Mais nous voici bien loin des débuts, hâtons-nous d’y revenir.

C’était dans les derniers jours du mois d’avril 1823, qu’un grand jeune homme de vingt à vingt-cinq ans faisait son entrée dans la ville du Havre, escorté d’une jolie petite fille de cinq à six ans. On n’aurait jamais pu croire qu’il fût le père de cette jolie enfant, si elle n’avait eu soin d’accompagner chacune de ses questions d’un mon papa, qui ne laissait aucun doute sur leur lien de parenté. Notre jeune homme venait au Havre pour tenir l’emploi des Martin, si important dans le répertoire d’opéra comique. C’était la première ville de France où il allait jouer. Récemment échappé des chœurs de l’Opéra, des Bouffes et de Feydeau, il avait été essayer sa jolie voix à La Haye d’abord, puis dans quelques villes de la Suisse, où il avait obtenu de grands succès ; mais ses triomphes, dans les petites localités, ne le rassuraient pas sur le sort qui lui était réservé dans une ville plus considérable, au Havre surtout où le public passe pour être presque aussi exigeant que celui de Rouen, où, au dire des artistes, on trouve le parterre le moins facile à contenter de toute la province.
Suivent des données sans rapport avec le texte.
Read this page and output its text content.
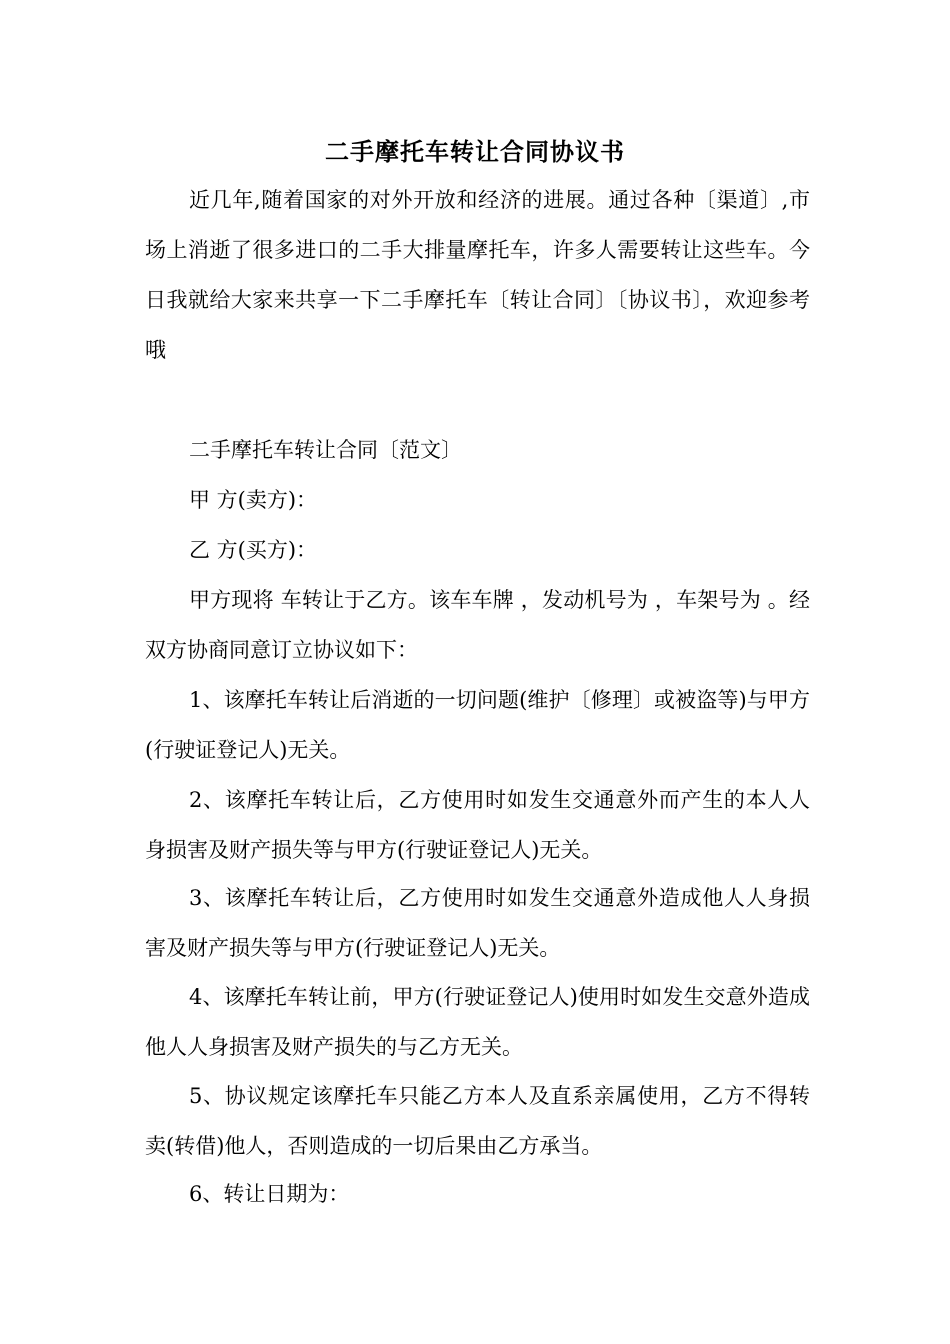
二手摩托车转让合同协议书

近几年,随着国家的对外开放和经济的进展。通过各种〔渠道〕,市场上消逝了很多进口的二手大排量摩托车，许多人需要转让这些车。今日我就给大家来共享一下二手摩托车〔转让合同〕〔协议书〕，欢迎参考哦

二手摩托车转让合同〔范文〕

甲 方(卖方)：

乙 方(买方)：

甲方现将 车转让于乙方。该车车牌 ，发动机号为 ，车架号为 。经双方协商同意订立协议如下：

1、该摩托车转让后消逝的一切问题(维护〔修理〕或被盗等)与甲方(行驶证登记人)无关。

2、该摩托车转让后，乙方使用时如发生交通意外而产生的本人人身损害及财产损失等与甲方(行驶证登记人)无关。

3、该摩托车转让后，乙方使用时如发生交通意外造成他人人身损害及财产损失等与甲方(行驶证登记人)无关。

4、该摩托车转让前，甲方(行驶证登记人)使用时如发生交意外造成他人人身损害及财产损失的与乙方无关。

5、协议规定该摩托车只能乙方本人及直系亲属使用，乙方不得转卖(转借)他人，否则造成的一切后果由乙方承当。

6、转让日期为：
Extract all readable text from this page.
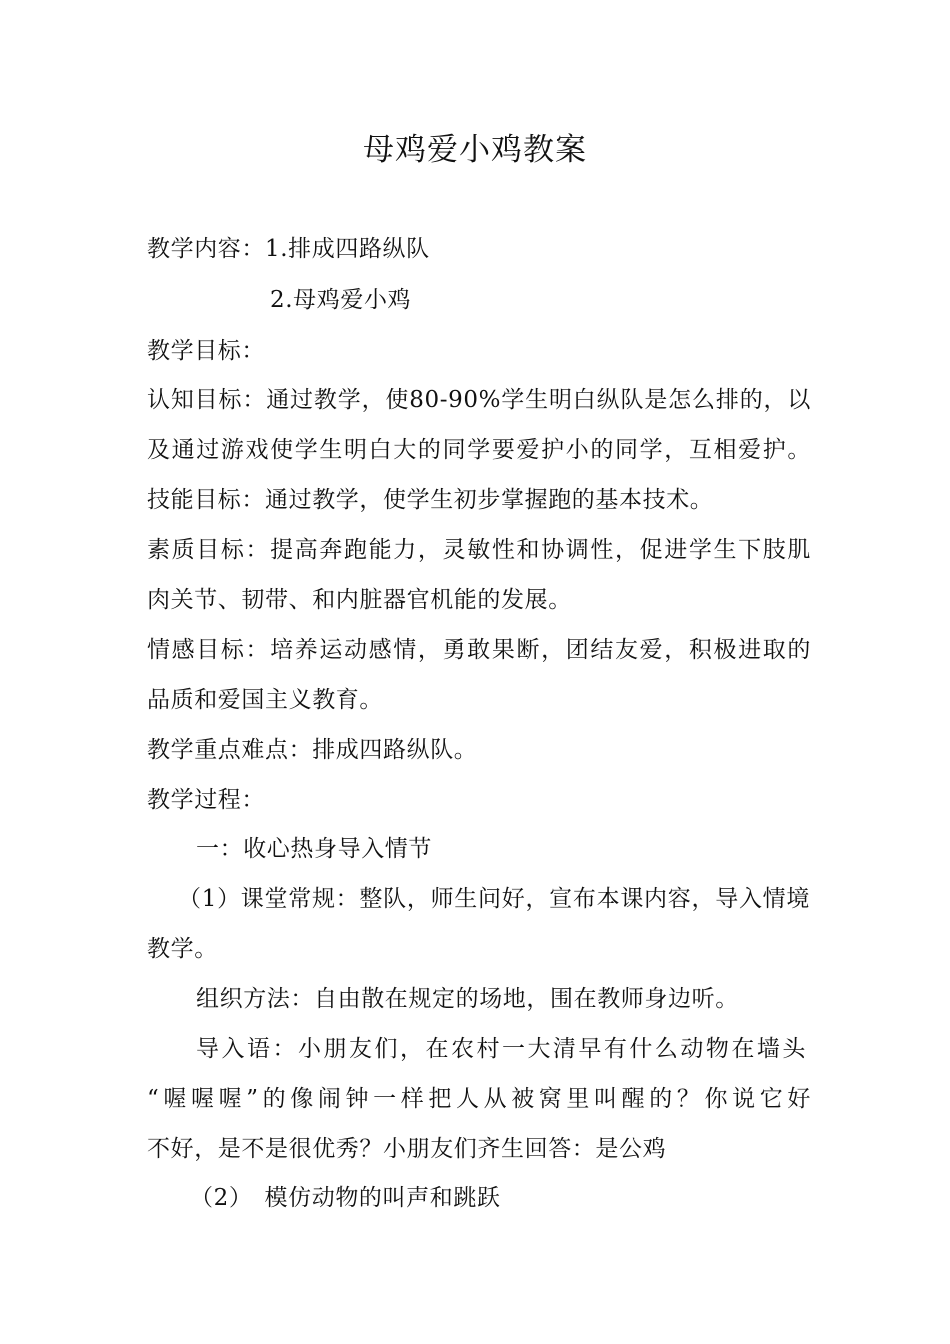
母鸡爱小鸡教案
教学内容：1.排成四路纵队
2.母鸡爱小鸡
教学目标：
认知目标：通过教学，使80-90%学生明白纵队是怎么排的，以
及通过游戏使学生明白大的同学要爱护小的同学，互相爱护。
技能目标：通过教学，使学生初步掌握跑的基本技术。
素质目标：提高奔跑能力，灵敏性和协调性，促进学生下肢肌
肉关节、韧带、和内脏器官机能的发展。
情感目标：培养运动感情，勇敢果断，团结友爱，积极进取的
品质和爱国主义教育。
教学重点难点：排成四路纵队。
教学过程：
一：收心热身导入情节
（1）课堂常规：整队，师生问好，宣布本课内容，导入情境
教学。
组织方法：自由散在规定的场地，围在教师身边听。
导入语：小朋友们，在农村一大清早有什么动物在墙头
“喔喔喔”的像闹钟一样把人从被窝里叫醒的？你说它好
不好，是不是很优秀？小朋友们齐生回答：是公鸡
（2）　模仿动物的叫声和跳跃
Aussi n’était-ce pas sans émotion qu’il arrivait dans cette ville, où son avenir allait se décider peut-être pour toujours ; mais à vingt-trois ans, les rêves de l’imagination, sont toujours riants : pourquoi n’en est-il plus de même dix ans plus tard ? Et puis, il était artiste dans l’âme, et la conscience de son talent le soutenait : il se rappelait l’effet qu’il avait produit dans quelques-uns de ses rôles, le plaisir que sa belle voix avait fait éprouver à ses auditeurs, et c’était moins le public qu’il craignait que ses nouveaux camarades qui lui étaient tout à fait inconnus, et dont il redoutait les cabales et les prétentions. Son physique était fort agréable : il avait une figure charmante, était droit, bien fait, mais d’une taille un peu trop élancée : et comme il était fort maigre, il paraissait encore plus grand, il n’y avait eu à l’Opéra-Comique que Féréol qui fût à peu près de la même grandeur que lui, et il paraissait fort curieux de voir ses nouveaux camarades, espérant en rencontrer quelqu’un d’une taille au moins approchant de la sienne.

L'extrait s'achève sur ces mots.